With several large technology companies, like I.B.M. and Oracle, becoming more acquisitive, the investor group may soon find eager buyers for parts of Blue Coat. The seismic shift in enterprise technology — from onsite software to Web-based applications — is creating new opportunities for those who specialize in security software, according to Alex Henderson, a Miller Tabak analyst. He said the investor group could help Blue Coat straighten out its business outside of the public glare, and then sell off parts to buyers like Cisco Systems, Juniper Networks and Citrix Systems, which could be interested in security technology.

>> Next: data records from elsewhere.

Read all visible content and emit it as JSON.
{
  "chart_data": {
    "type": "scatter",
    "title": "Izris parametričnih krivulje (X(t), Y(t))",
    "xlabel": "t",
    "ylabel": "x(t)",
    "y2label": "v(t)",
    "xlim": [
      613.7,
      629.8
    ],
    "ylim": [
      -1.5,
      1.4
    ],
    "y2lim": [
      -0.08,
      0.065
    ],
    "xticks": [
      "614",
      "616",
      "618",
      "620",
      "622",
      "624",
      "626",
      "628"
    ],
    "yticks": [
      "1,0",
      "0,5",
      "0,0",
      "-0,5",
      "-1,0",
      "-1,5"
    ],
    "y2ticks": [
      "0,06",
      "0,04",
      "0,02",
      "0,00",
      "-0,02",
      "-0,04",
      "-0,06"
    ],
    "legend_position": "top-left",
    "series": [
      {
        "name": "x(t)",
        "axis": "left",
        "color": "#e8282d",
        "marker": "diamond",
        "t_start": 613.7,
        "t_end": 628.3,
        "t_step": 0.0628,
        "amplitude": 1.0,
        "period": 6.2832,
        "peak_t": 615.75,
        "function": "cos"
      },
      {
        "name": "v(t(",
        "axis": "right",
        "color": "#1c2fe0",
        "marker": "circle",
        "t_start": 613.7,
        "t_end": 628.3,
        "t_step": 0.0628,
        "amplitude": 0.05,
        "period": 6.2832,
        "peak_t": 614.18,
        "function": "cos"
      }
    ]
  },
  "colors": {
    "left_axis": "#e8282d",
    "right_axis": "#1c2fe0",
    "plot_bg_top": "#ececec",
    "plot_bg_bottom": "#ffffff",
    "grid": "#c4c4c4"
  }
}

“Security is a very fluid environment, and there’s a lot of big players who view the integration of security and application deployment as critical to success, as we go from managing the hardware stack to the software stack,” he said.

On Friday, Hedge fund Elliott Management, which owns a 13 percent stake in Blue Coat, said it was pleased with the outcome.

“This is a terrific outcome for shareholders,” Jesse A. Cohn, an Elliott portfolio manager said in an e-mailed statement. “Blue Coat has leading technology in good markets, and we are pleased this compelling value was recognized.”

Goldman Sachs advised Blue Coat on the transaction, while Jefferies advised Thoma Bravo. The deal is expected to close in the first quarter of 2012.